This isn’t a post about wearing scarves in winter, though since turning forty my neck feels the cold more. Is this a thing? Finally, I get the purpose of scarves. But no, sorry scarf lovers, this is about how you keep writing when you feel vulnerable to criticism. What do you do to protect your fragile creative mojo, so you don’t let self-doubt stop you from writing. It is a little bit like a neck, this creative mojo. It’s scrawny and it’s naked and you have to stick it out to get published. But you have to protect it too.
Recently I was asked, for this YouTube author talk series by the Thomas Kenneally Centre Library at the Sydney Mechanics School of Arts, to give my advice to aspiring writers. Practice taking criticism without being devastated by it, I said. It’s inevitable that you will get some. But it’s easier said than done, and I have to admit that I protect my neck from the worst of it now, knowing the way it can affect me.
With my first novel, What Was Left, I immediately read everything that anyone wrote about it. I was lucky, at first, most of the reviews were positive, but then I went on Goodreads and read those reviews as well. Two stars, one guy wrote. His review included the words ‘made-for-TV dialogue’, which I didn’t have to retrieve for this blog post because I have remembered them to this day, five years on. Am I able to quote a phrase from a positive review I have received on Goodreads from the top of my head? No. Should I find this person and wreak revenge? Probably not.
Readers should be able to criticise books if they like, both in reviews and on forums like Goodreads, but it is important to remember the purpose of these reviews is for other readers to decide what they might like to read, not for authors seeking feedback. The problem occurs when authors become involved and read these reviews and crawl into bed repeating the words in their heads ad-nauseum. Unable to forget them. How do you work, then? How do you keep going?

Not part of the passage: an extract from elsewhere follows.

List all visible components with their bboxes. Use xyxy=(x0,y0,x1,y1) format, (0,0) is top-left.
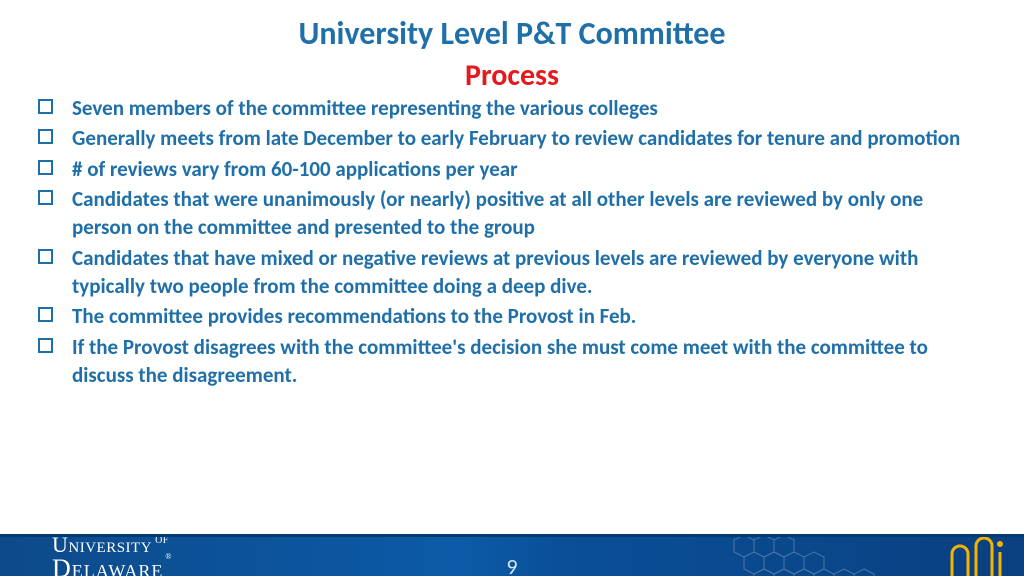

My solution, which has taken me to book number three to discover, is not to read them in the first place. I have a one-year rule on books that I write. I will not read Goodreads reviews for the first year after the book is published – even the really glowing ones – because I am too vulnerable. It is all too fresh and raw and like that skinned knee that I’ve just picked all the dirt and gravel out of, it hurts to be out in the air. I stick a Band Aid on that sucker and wait until a nice little scab forms before I go typing my name into a web browser and clicking on every link. After a year, I can read them with some distance. The book and I have spent some time apart, and I can read the bad reviews without being devastated by them.
As for the newspaper, magazine and other reviews, I have someone vet them for me before I read them. If they have considered criticism, I’ll read them. If they are snarky, no. God, it’s tempting though, isn’t it? Because what we want more than anything is to know what people think of us. And I do think criticism is important to be able to take, but negativity and criticism are two different things. Pure snarkiness is a different beast than considered critique.
Sometimes things slip under my scarf though. For the very first time, with The Passengers, I got a piece of hate mail. It came through my website (hence anonymously), and from “Leesa”. I read it with no preparation, not expecting it to be what it was. Here it is:
I cannot believe I wasted my money on your book, The Passengers.
It is one of the worst, most poorly written books I have ever read.
A waste of time and money.
Nice cover that promises a top read and fails miserably from page one.
An insult to readers with brains.
And you TEACH?
Wow. But then again, I’m struggling to find anything too devastating here. Leesa’s crap writing might be someone else’s idea of top notch. I certainly know from my experience as a literary judge that people’s taste in writing is vastly different. Sorry Leesa, I didn’t lose any sleep over your letter. But I will hang on to it, because the fact that I GOT hate mail makes me feel a little proud. It means my book is out there, really being read, by lots of people. People with brains. Lots of brains. Even insulted brains. Brains that I TEACH.
How do you deal with the challenges of having your work criticised? How do you protect your neck?
One great resource for authors on how to survive your book being published is this series by Australian authors Jane Rawson and Annabel Smith What to Expect when You’re Expecting…a Book.